Wanted to check if this proof is valid (not completely sure about the end):
We claim that $$\bar A = A \cup A'$$
Proof:
Take some a $\in A \cup A'.$ If $a \in A$ then $a \in \bar A$. If $a \in A'$ then consider a sequence $(a_n) \rightarrow a$, where $(a_n) \in A$ $\forall n \in \mathbb N $. Then since $\bar A$ is closed it contains all its limit points and so $a \in \bar A$. Thus $\bar A \supset A \cup A'$.
Now take some $x \in \bar A$. Obviously if $x \in A \subset \bar A$ then $ x \in A \cup A'$. Consider some $y \in \bar A \setminus A$. We wish to show that $y \in A'$.
Assume otherwise, that is that $y \not\in A'$. Then $y$ is not a limit point of $A$ and so if we remove $y$ from $\bar A$ it is still closed. But this contradicts the minimality of $\bar A$ so $y$ is a limit point of $A$ and we have equality.

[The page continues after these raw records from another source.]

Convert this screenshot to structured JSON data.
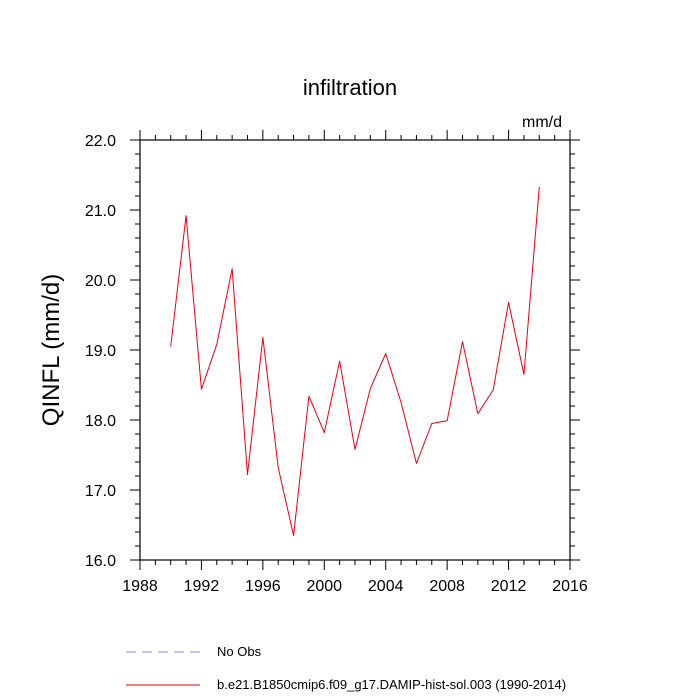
{
  "chart_data": {
    "type": "line",
    "title": "infiltration",
    "units_label": "mm/d",
    "ylabel": "QINFL  (mm/d)",
    "xlabel": "",
    "xlim": [
      1988,
      2016
    ],
    "ylim": [
      16.0,
      22.0
    ],
    "x_ticks": [
      1988,
      1992,
      1996,
      2000,
      2004,
      2008,
      2012,
      2016
    ],
    "x_tick_labels": [
      "1988",
      "1992",
      "1996",
      "2000",
      "2004",
      "2008",
      "2012",
      "2016"
    ],
    "y_ticks": [
      16,
      17,
      18,
      19,
      20,
      21,
      22
    ],
    "y_tick_labels": [
      "16.0",
      "17.0",
      "18.0",
      "19.0",
      "20.0",
      "21.0",
      "22.0"
    ],
    "grid": false,
    "legend_placement": "bottom",
    "series": [
      {
        "name": "b.e21.B1850cmip6.f09_g17.DAMIP-hist-sol.003 (1990-2014)",
        "color": "#e8000b",
        "style": "solid",
        "x": [
          1990,
          1991,
          1992,
          1993,
          1994,
          1995,
          1996,
          1997,
          1998,
          1999,
          2000,
          2001,
          2002,
          2003,
          2004,
          2005,
          2006,
          2007,
          2008,
          2009,
          2010,
          2011,
          2012,
          2013,
          2014
        ],
        "y": [
          19.05,
          20.92,
          18.44,
          19.08,
          20.16,
          17.22,
          19.18,
          17.32,
          16.35,
          18.34,
          17.82,
          18.84,
          17.58,
          18.45,
          18.95,
          18.25,
          17.38,
          17.95,
          17.99,
          19.12,
          18.09,
          18.43,
          19.68,
          18.65,
          21.33
        ]
      }
    ],
    "legend": [
      {
        "label": "No Obs",
        "color": "#8a8aff",
        "style": "dashed"
      },
      {
        "label": "b.e21.B1850cmip6.f09_g17.DAMIP-hist-sol.003 (1990-2014)",
        "color": "#e8000b",
        "style": "solid"
      }
    ]
  }
}
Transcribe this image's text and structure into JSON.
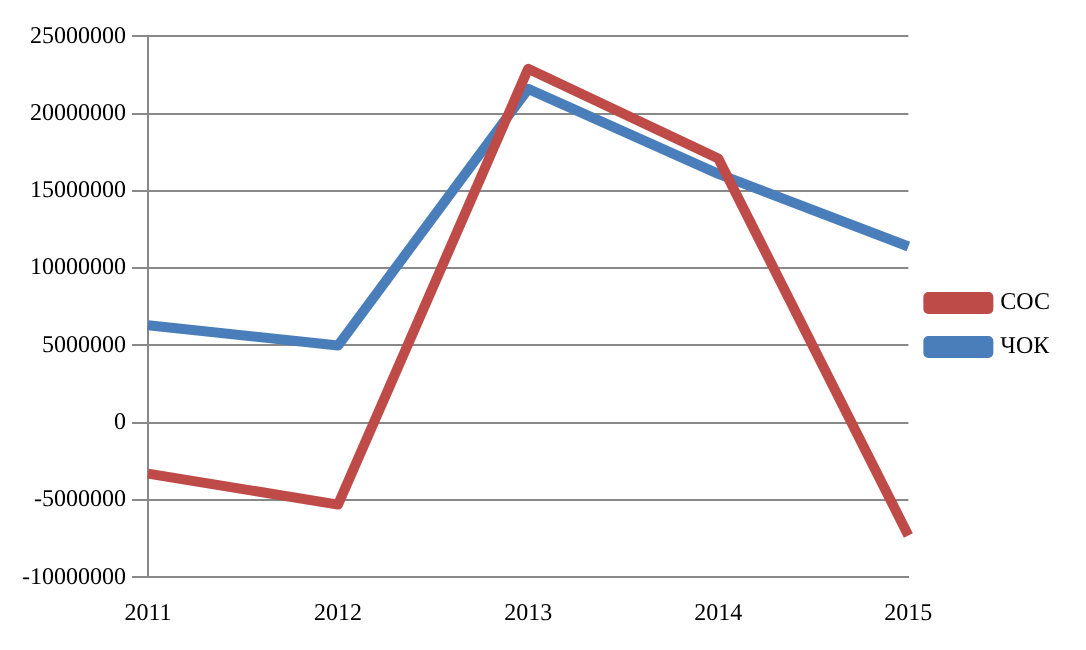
{
  "chart_data": {
    "type": "line",
    "categories": [
      "2011",
      "2012",
      "2013",
      "2014",
      "2015"
    ],
    "series": [
      {
        "name": "СОС",
        "color": "#be4b48",
        "values": [
          -3300000,
          -5300000,
          22900000,
          17100000,
          -7300000
        ]
      },
      {
        "name": "ЧОК",
        "color": "#4a7ebb",
        "values": [
          6300000,
          5000000,
          21600000,
          16100000,
          11400000
        ]
      }
    ],
    "ylim": [
      -10000000,
      25000000
    ],
    "yticks": [
      -10000000,
      -5000000,
      0,
      5000000,
      10000000,
      15000000,
      20000000,
      25000000
    ],
    "grid": "y",
    "legend": "right"
  }
}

How do I rigorously show the contradiction here (or is it okay)?
Best Answer
How do you conclude that removing a non-limit point from $\overline A$ leaves you with a closed set, without using the theorem that you are proving?
Better argue explicitly that there is an open ball $B$ around $y$ that avoids $A$, so $\overline A\setminus B $ is the intersection of two closed sets ($\overline A$ and the complement of the open set $B$) and therefore still a closed set (that contains $A$).